Grant was the one photographer who was with President John F. Kennedy during the trip from Washington, D.C., to Texas in November, 1963. Seated in Camera Car 2 in the motorcade, Grant was too far back to capture the shooting, but would make a picture of the Newman family before suggesting to his colleagues that they catch up with the presidential limousine, arriving eventually at Parkland Memorial Hospital.

Freelance journalist and photographer Jim Murray had just moved back to Dallas with his family, and was retrieving a personal camera from his vehicle when he heard the gunshots. Murray would make more than a dozen pictures of the aftermath in Dealey Plaza, including a sequence in which a Sheriff's deputy, a uniformed officer and a man wearing a suit are seen inspecting a spot where, according to the officer's testimony, "they found one shot that had hit the turf" near the south curb along Elm Street. In 1993, Murray complained to Trask that the timing and location of these photographs were misinterpreted by "so-called 'researchers' [who] will bend the truth when there's a buck to be made."

===That Day In Dallas===
In 1998, Trask published That Day In Dallas: Three Photographers Capture On Film the Day President Kennedy Died. This smaller volume focused on and updated the stories of Altgens, Murray and Stoughton.

==Response==
In 1997, Trask gave testimony before the Assassination Records Review Board where, in prepared comments, he noted how the many images made during the assassination and compiled within Pictures had been both "used and abused by the government, media and critics." He also hoped to see the Zapruder film donated to the American people due to its value as evidence and as historic record. (Note: In 1999, the Zapruder family donated "copies of the film and color transparencies of each frame, as well as the film’s copyright," to the Sixth Floor Museum at Dealey Plaza.)

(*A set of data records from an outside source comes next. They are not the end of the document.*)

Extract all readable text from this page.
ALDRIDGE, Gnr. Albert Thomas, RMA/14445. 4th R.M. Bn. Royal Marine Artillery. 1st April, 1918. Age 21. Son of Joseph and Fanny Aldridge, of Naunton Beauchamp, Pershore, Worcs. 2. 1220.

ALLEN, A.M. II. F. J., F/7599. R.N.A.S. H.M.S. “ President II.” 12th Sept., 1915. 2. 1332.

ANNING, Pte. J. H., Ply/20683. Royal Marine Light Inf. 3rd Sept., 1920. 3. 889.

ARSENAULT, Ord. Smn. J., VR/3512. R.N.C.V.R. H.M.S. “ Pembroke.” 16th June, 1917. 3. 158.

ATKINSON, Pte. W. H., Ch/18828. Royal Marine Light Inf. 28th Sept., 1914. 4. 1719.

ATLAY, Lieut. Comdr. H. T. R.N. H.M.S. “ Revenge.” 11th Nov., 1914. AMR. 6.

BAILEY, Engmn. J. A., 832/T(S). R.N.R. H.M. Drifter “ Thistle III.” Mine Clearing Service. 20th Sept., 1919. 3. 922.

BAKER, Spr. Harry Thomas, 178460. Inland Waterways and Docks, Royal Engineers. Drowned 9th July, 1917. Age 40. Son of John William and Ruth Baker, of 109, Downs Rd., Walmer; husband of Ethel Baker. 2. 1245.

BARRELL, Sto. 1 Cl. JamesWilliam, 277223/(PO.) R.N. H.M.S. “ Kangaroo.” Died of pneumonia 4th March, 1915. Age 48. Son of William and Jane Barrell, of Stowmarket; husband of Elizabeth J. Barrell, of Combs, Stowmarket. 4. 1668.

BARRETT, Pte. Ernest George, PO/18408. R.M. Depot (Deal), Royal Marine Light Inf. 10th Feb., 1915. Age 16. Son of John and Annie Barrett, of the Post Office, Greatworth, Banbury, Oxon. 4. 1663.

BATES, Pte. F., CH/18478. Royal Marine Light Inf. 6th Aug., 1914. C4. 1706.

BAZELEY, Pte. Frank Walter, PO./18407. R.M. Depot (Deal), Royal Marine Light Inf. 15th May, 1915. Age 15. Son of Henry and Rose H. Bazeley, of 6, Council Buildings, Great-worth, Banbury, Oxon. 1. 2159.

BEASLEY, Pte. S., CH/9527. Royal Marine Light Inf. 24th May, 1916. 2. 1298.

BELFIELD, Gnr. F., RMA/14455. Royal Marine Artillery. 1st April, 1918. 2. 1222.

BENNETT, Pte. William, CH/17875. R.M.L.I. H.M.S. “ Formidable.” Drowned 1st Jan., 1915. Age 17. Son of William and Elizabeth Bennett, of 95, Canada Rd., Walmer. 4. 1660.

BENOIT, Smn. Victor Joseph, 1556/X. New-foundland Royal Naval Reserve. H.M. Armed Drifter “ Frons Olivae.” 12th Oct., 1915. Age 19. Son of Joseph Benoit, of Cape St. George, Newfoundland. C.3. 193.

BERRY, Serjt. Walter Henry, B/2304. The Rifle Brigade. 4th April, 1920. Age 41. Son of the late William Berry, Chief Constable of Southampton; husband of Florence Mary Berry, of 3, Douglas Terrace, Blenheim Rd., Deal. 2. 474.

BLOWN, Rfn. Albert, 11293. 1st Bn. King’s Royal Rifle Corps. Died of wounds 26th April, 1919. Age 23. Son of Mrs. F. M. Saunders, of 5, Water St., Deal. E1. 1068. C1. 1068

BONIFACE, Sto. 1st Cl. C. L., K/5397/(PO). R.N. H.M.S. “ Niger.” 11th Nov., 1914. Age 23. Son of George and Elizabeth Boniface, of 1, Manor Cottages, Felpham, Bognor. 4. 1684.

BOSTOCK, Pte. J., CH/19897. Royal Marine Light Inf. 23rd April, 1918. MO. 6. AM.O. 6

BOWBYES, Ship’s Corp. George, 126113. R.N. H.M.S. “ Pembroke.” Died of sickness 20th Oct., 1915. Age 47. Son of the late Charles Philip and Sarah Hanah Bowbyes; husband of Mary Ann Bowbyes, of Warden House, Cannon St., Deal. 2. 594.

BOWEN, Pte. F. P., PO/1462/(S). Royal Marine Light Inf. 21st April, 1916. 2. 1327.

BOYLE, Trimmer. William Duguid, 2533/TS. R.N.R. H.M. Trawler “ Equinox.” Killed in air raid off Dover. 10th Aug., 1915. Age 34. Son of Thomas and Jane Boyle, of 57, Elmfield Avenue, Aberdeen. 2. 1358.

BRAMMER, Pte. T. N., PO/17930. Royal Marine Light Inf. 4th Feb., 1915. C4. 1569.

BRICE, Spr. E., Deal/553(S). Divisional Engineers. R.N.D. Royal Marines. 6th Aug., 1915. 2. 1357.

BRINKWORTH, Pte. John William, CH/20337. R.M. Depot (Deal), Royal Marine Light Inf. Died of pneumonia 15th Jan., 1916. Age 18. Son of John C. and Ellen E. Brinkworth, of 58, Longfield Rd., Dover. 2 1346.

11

Trask's books would be cited in numerous works to follow, including Crossfire and Reclaiming History.

===Critical response===
Goodreads called Pictures a major work that created "a broad tapestry of truths and perspectives never before revealed concerning" the assassination of President Kennedy. Choice called the book interesting if "tiresome" in its repetitive presentation of witnesses' recollections, and said the chapter on the history of the Zapruder film "is brilliant and riveting." Dan Rather called it "the definitive book" on the assassination.

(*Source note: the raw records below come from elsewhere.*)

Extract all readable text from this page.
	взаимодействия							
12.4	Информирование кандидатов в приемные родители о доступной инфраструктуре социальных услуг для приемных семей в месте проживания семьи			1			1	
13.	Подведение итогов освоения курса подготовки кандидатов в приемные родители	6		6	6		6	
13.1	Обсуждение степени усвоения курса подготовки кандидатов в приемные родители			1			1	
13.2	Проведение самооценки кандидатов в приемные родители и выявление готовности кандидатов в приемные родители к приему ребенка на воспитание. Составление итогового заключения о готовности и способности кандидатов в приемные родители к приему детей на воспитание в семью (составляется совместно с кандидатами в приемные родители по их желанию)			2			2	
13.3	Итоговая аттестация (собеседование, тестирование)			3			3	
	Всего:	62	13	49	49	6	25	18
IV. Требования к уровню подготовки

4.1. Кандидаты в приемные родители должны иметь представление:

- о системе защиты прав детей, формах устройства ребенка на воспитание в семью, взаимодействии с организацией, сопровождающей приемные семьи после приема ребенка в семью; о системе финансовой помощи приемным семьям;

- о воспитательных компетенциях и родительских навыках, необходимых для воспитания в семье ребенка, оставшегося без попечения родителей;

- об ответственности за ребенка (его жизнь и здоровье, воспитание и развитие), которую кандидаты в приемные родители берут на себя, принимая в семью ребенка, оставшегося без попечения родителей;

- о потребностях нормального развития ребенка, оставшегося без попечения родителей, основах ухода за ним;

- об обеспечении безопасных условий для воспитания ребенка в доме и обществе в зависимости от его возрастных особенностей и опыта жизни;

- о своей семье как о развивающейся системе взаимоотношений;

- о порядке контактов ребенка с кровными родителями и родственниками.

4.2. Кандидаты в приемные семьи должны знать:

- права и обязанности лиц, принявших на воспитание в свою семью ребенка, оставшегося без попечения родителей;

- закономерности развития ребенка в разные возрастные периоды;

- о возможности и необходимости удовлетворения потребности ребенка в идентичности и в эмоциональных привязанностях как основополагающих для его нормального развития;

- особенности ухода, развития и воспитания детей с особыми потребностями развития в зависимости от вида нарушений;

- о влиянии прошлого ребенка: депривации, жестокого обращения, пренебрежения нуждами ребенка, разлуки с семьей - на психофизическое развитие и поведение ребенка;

For the book's jacket, Stoughton called himself a proud contributor to a "collectible collage [that is] not just another theory." Altgens called Pictures a "powerful display of words and pictures ... a 'must read' chronicle". Warren Commission member Gerald Ford called the book an "invaluable addition" to his library. Sixth Floor Museum curator Gary Mack wrote that Trask had done for the photographic record "what Sylvia Meagher did for the Warren volumes."